House to end 180-year-old ‘page’ program
WASHINGTON — Bringing the curtain down on a nearly 200-year-old tradition, leaders of the US House of Representatives announced Monday that they were doing away with the chamber’s “page” program.
Republican House Speaker John Boehner and Democratic House Minority Leader Nancy Pelosi cited the high cost of the program as well as advances in technology that have reduced the need for the teenaged messengers’ services.
“We have great appreciation for the unique role that pages have played in the history and traditions of the House of Representatives. This decision was not easy, but it is necessary,” they said in a joint statement.
“Although the traditional mission of the Page Program has diminished, we will work with members of the House to carry on the tradition of engaging young people in the work of the Congress.”
The lawmakers cited an independent study that highlighted how messages that pages once ferried around the vast US Capitol grounds now zoom among offices electronically and found that the annual cost to operate the program has topped $5 million, not including all expenses tied to the page dormitory and school.
Each page costs between $69,000 and $80,000 per school year to taxpayers — more than the most expensive US boarding schools, as well as most colleges and universities, said the two leaders.
House pages — who roam the halls of the US Congress in their trademark navy blue blazer, grey slacks or skirt, black shoes and necktie — must be at least 16, not more than 17, make good grades and have to be sponsored by a sitting member of the US Congress, according to the program’s website.
The first known instance of boys running errands and delivering messages in the US Congress dates to the 1820s, when three “pages” and eight older “messengers” worked in the Capitol, according to official records.
In modern Congresses, there have been about 70 House pages, each of whom earns a monthly gross salary of $1,804.83, from which taxes and a 35 percent room and board fee are deducted, according to the program’s official website.
The page population also reflected momentous social change in the United States, with Frank Mitchell of Springfield, Illinois becoming in April 1965 the first African American to gain full admittance to the program.
In an August 2008 interview for the House’s Oral History Project, Mitchell noted that he came to Washington amid social strife and the civil rights movement.
“Why my mother let me go or how my mother let me go is incredible to me. I mean, I had difficulty riding my bike across the busy street without her permission,” he said.
Girls permanently joined the program in May 1973 with the arrival of Felda Looper of Heavener, Oklahoma.

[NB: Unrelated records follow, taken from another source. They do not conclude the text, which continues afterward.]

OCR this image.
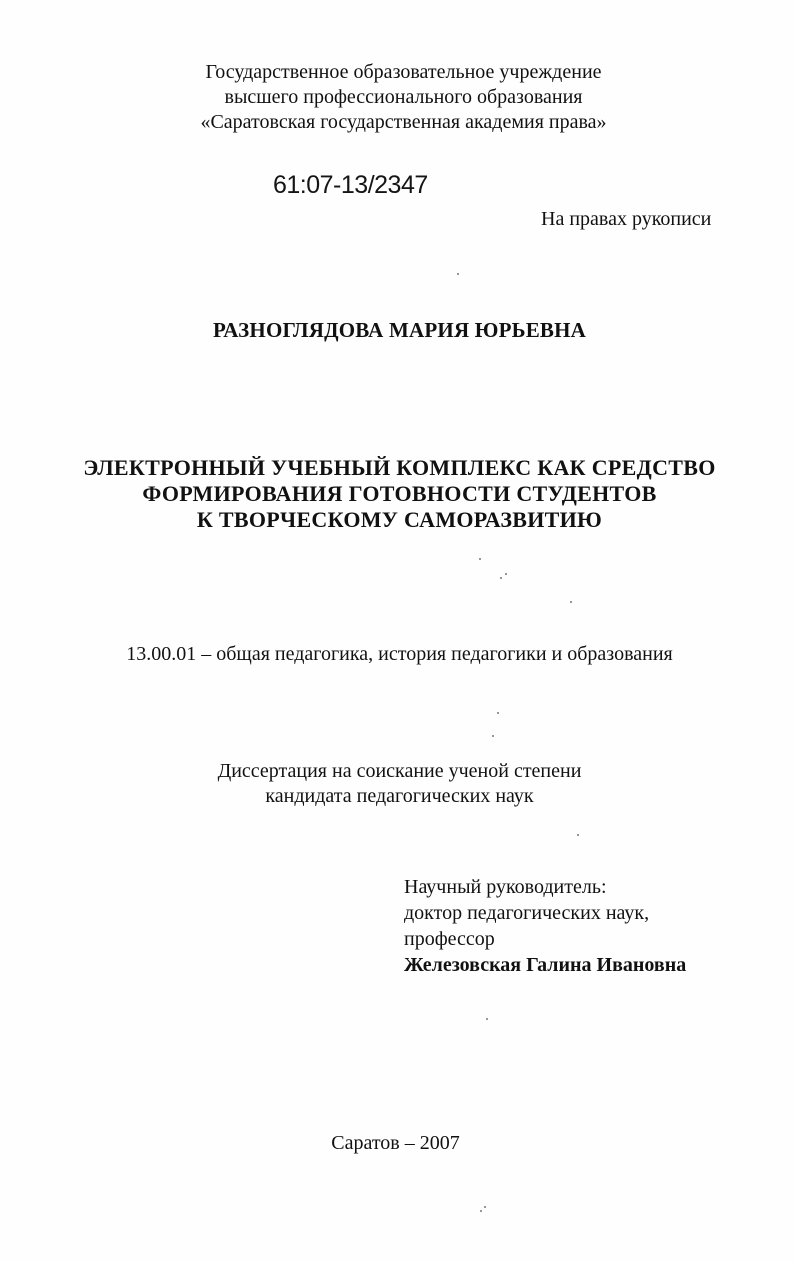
Государственное образовательное учреждение
высшего профессионального образования
«Саратовская государственная академия права»
61:07-13/2347
На правах рукописи
РАЗНОГЛЯДОВА МАРИЯ ЮРЬЕВНА
ЭЛЕКТРОННЫЙ УЧЕБНЫЙ КОМПЛЕКС КАК СРЕДСТВО
ФОРМИРОВАНИЯ ГОТОВНОСТИ СТУДЕНТОВ
К ТВОРЧЕСКОМУ САМОРАЗВИТИЮ
13.00.01 – общая педагогика, история педагогики и образования
Диссертация на соискание ученой степени
кандидата педагогических наук
Научный руководитель:
доктор педагогических наук,
профессор
Железовская Галина Ивановна
Саратов – 2007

“This was a life-changing experience for me,” she told an Oral History Project interviewer in May 2007.
Pages have at times become embroiled in congressional sex scandals, including two in 1983 that saw the lawmakers involved be formally reprimanded by their colleagues for engaging in sexual relationships with teenagers.
And in 2006, Republican Representative Mark Foley resigned after sending sexually suggestive messages to teenaged boys who were former congressional pages.